Supreme Court of Bangladesh

Personal details
- Born: 28 October 1968 (age 57)
- Profession: Judge

= Md. Khasruzzaman =

Bangladeshi judge

Md. Khasruzzaman is a judge of the High Court Division of Bangladesh Supreme Court.

== Early life ==
Khasruzzaman was born on 28 October 1968. He has a bachelor's and master's degree in law.

== Career ==
Khasruzzaman became a lawyer of the District Courts on 16 August 1994.

On 29 September 1996, Khasruzzaman a lawyer on the High Court Division of Bangladesh Supreme Court.

Chief Justice Md Fazlul Karim refused to administer the oath to Khasruzzaman and Md. Ruhul Quddus in April 2010. Khasruzzaman was facing allegations of vandalizing the Supreme Court and kicking the door of the chief justice J. R. Mudassir Husain on 30 November 2006. His appointment was opposed by the Bangladesh Nationalist Party dominated Supreme Court Bar Association led by Khandaker Mahbub Hossain. Khasruzzaman was appointed an additional judge of the High Court Division of Bangladesh Supreme Court 4 November 2010.

On 14 October 2012, Khasruzzaman was made a permanent judge of the High Court Division of Bangladesh Supreme Court.

On 26 May 2015, Khasruzzaman and Justice Md Rezaul Haque granted bail to Bangladesh Nationalist Party politician Rafiqul Islam Miah in seven separate criminal cases.
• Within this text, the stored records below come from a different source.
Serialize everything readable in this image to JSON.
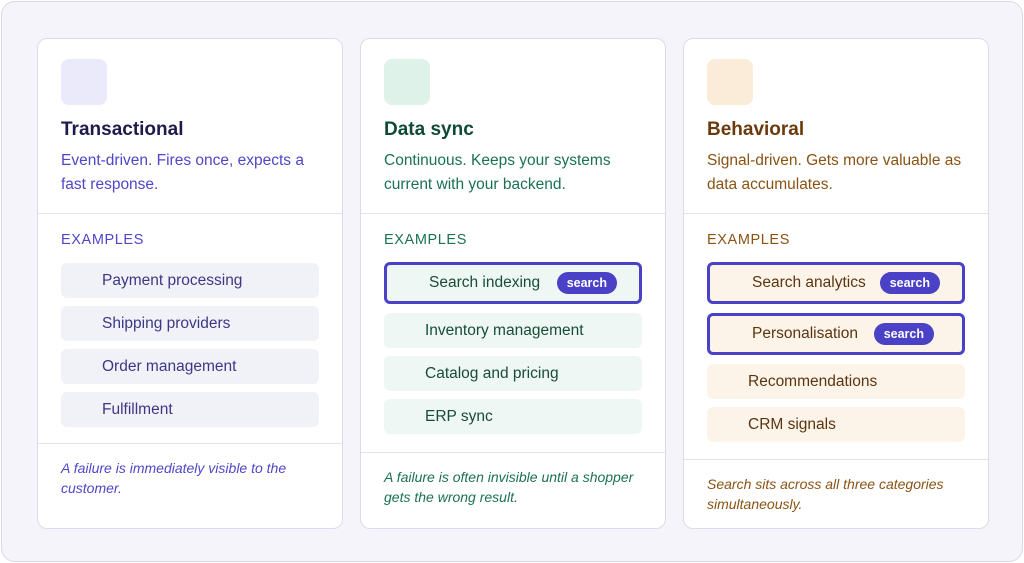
{
  "colors": {
    "accent": "#4a41c6",
    "transactional": "#4f46c8",
    "data_sync": "#1b7251",
    "behavioral": "#8a5314"
  },
  "cards": [
    {
      "title": "Transactional",
      "description": "Event-driven. Fires once, expects a fast response.",
      "examples_label": "EXAMPLES",
      "items": [
        {
          "label": "Payment processing"
        },
        {
          "label": "Shipping providers"
        },
        {
          "label": "Order management"
        },
        {
          "label": "Fulfillment"
        }
      ],
      "footnote": "A failure is immediately visible to the customer."
    },
    {
      "title": "Data sync",
      "description": "Continuous. Keeps your systems current with your backend.",
      "examples_label": "EXAMPLES",
      "items": [
        {
          "label": "Search indexing",
          "badge": "search"
        },
        {
          "label": "Inventory management"
        },
        {
          "label": "Catalog and pricing"
        },
        {
          "label": "ERP sync"
        }
      ],
      "footnote": "A failure is often invisible until a shopper gets the wrong result."
    },
    {
      "title": "Behavioral",
      "description": "Signal-driven. Gets more valuable as data accumulates.",
      "examples_label": "EXAMPLES",
      "items": [
        {
          "label": "Search analytics",
          "badge": "search"
        },
        {
          "label": "Personalisation",
          "badge": "search"
        },
        {
          "label": "Recommendations"
        },
        {
          "label": "CRM signals"
        }
      ],
      "footnote": "Search sits across all three categories simultaneously."
    }
  ]
}
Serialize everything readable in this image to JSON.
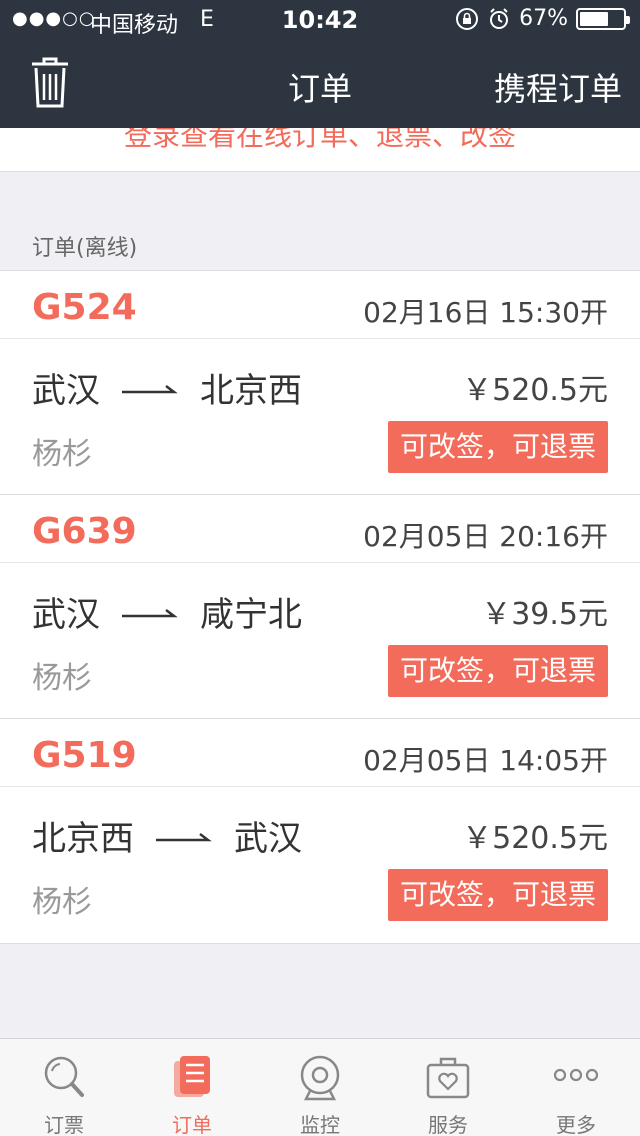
{
  "status_bar": {
    "signal": "●●●○○",
    "carrier": "中国移动",
    "network": "E",
    "time": "10:42",
    "battery_percent": "67%",
    "battery_level": 0.67
  },
  "navbar": {
    "title": "订单",
    "right_label": "携程订单"
  },
  "login_hint": "登录查看在线订单、退票、改签",
  "section_label": "订单(离线)",
  "orders": [
    {
      "train_no": "G524",
      "depart": "02月16日 15:30开",
      "from": "武汉",
      "to": "北京西",
      "price": "￥520.5元",
      "passenger": "杨杉",
      "status": "可改签，可退票"
    },
    {
      "train_no": "G639",
      "depart": "02月05日 20:16开",
      "from": "武汉",
      "to": "咸宁北",
      "price": "￥39.5元",
      "passenger": "杨杉",
      "status": "可改签，可退票"
    },
    {
      "train_no": "G519",
      "depart": "02月05日 14:05开",
      "from": "北京西",
      "to": "武汉",
      "price": "￥520.5元",
      "passenger": "杨杉",
      "status": "可改签，可退票"
    }
  ],
  "tabbar": [
    {
      "label": "订票",
      "icon": "search-icon"
    },
    {
      "label": "订单",
      "icon": "document-icon",
      "active": true
    },
    {
      "label": "监控",
      "icon": "camera-icon"
    },
    {
      "label": "服务",
      "icon": "briefcase-heart-icon"
    },
    {
      "label": "更多",
      "icon": "more-dots-icon"
    }
  ],
  "colors": {
    "header_bg": "#2d3540",
    "accent": "#f26b5b",
    "page_bg": "#efeff4"
  }
}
On 18 January 2017, Khasruzzaman and Justice Sheikh Abdul Awal issued bail to Amanur Rahman Khan Rana, Member of Parliament for Tangail-3, who was charged in the murder of Faruk Ahammed.
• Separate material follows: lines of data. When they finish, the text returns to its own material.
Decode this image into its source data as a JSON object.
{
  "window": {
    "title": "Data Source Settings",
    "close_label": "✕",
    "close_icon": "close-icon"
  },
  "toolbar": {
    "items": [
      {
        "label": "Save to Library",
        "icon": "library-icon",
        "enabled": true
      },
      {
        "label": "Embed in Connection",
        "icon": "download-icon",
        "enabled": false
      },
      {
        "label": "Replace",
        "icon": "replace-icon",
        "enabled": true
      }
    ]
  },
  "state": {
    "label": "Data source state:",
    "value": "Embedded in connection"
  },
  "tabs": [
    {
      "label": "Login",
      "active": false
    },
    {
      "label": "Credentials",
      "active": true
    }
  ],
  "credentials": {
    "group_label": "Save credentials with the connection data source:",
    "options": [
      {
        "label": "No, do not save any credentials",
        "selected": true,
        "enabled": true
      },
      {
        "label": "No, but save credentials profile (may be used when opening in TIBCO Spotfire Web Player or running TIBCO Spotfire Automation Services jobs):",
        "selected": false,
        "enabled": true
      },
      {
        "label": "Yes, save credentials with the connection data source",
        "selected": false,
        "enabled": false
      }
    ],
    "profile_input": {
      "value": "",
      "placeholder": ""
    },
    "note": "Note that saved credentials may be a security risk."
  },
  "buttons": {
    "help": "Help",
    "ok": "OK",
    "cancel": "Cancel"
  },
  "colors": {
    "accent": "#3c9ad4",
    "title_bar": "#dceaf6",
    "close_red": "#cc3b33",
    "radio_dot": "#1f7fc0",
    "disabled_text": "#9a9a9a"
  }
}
On 8 December 2020, Khasruzzaman and Justice Md Mahmud Hassan Talukder ordered the government to block all online portals owned by Kanak Sarwar for anti-state propaganda.

Khasruzzaman and Justice Md. Mahmud Hassan ordered the Ministry of Environment, Forest and Climate Change to submit a probe report on the death of 11 zebras and one lion and tiger at Bangabandhu Sheikh Mujib Safari Park on 15 February 2022.
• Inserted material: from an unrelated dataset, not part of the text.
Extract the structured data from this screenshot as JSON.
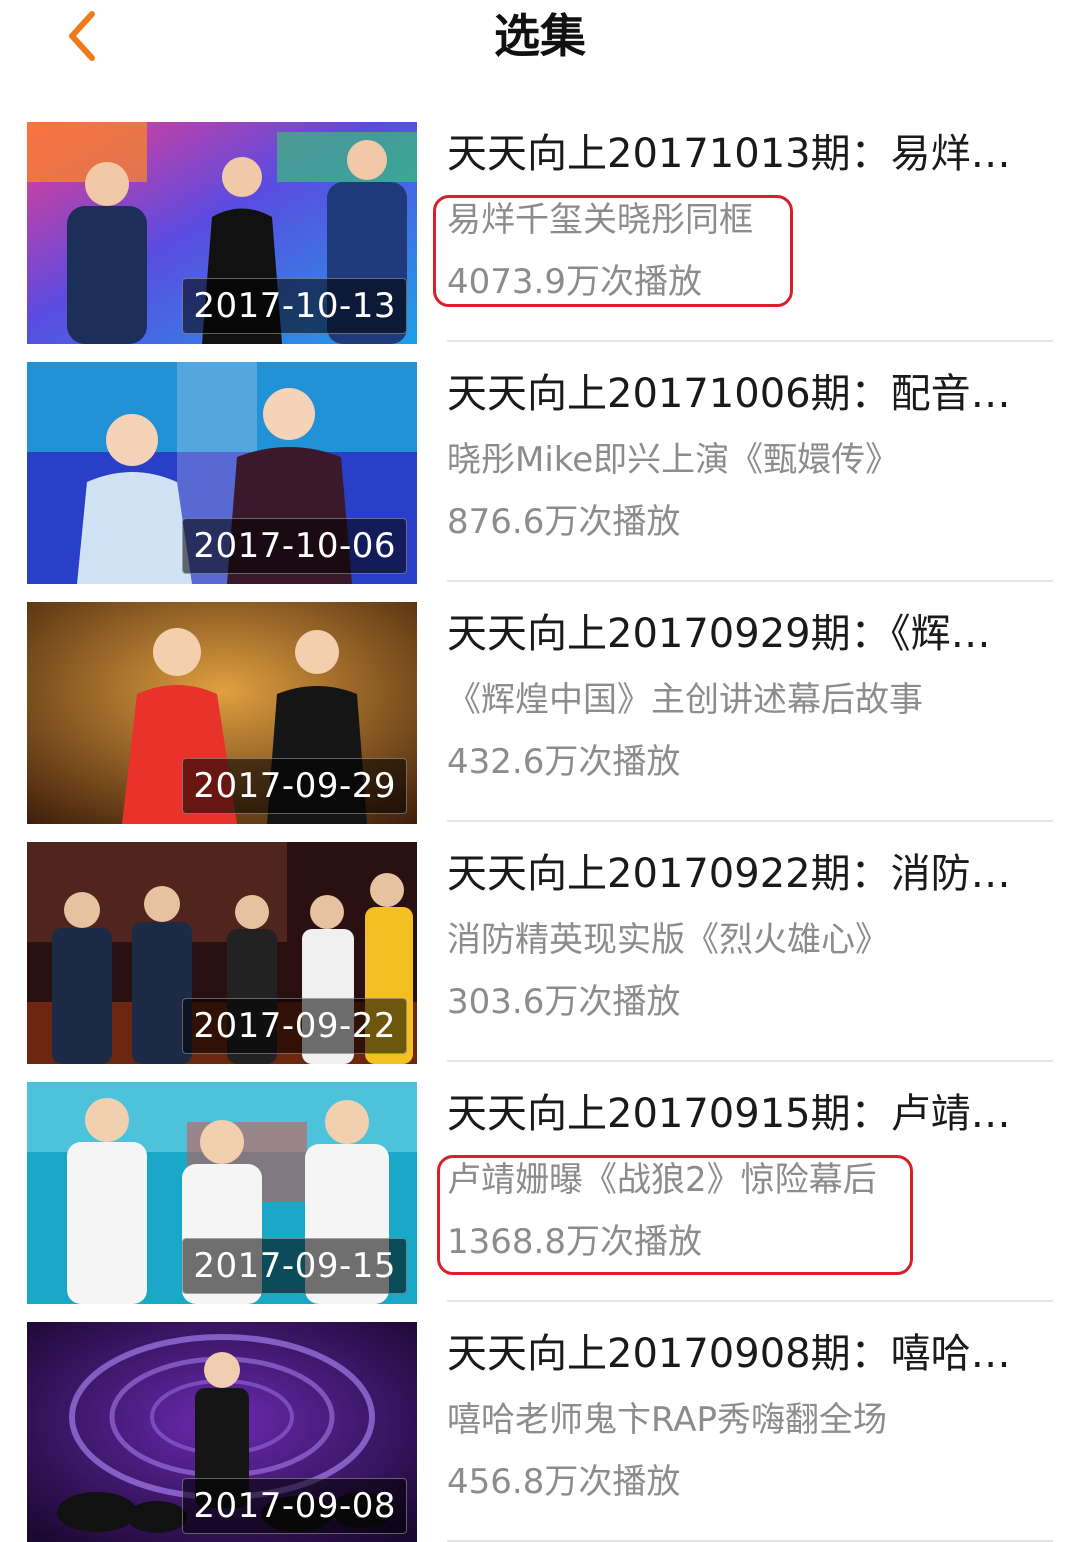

On April 1, 2024, the vacation bench of the High Court, comprising Justices Md Khasruzzaman and KM Zahid Sarwar, suspended the Bangladesh University of Engineering and Technology’s (BUET) ban on student politics. This decision, influenced by a writ petition from Awami League-backed student organization Bangladesh Chhatra League leader Imtiaz Hosain Rabbi, effectively lifts the previous restrictions on political activities at the university. These restrictions were originally imposed after a group of Bangladesh Chhatra League men murdered a second-year student named Abrar Fahad at the university’s Sher-e-Bangla Hall on October 7, 2019.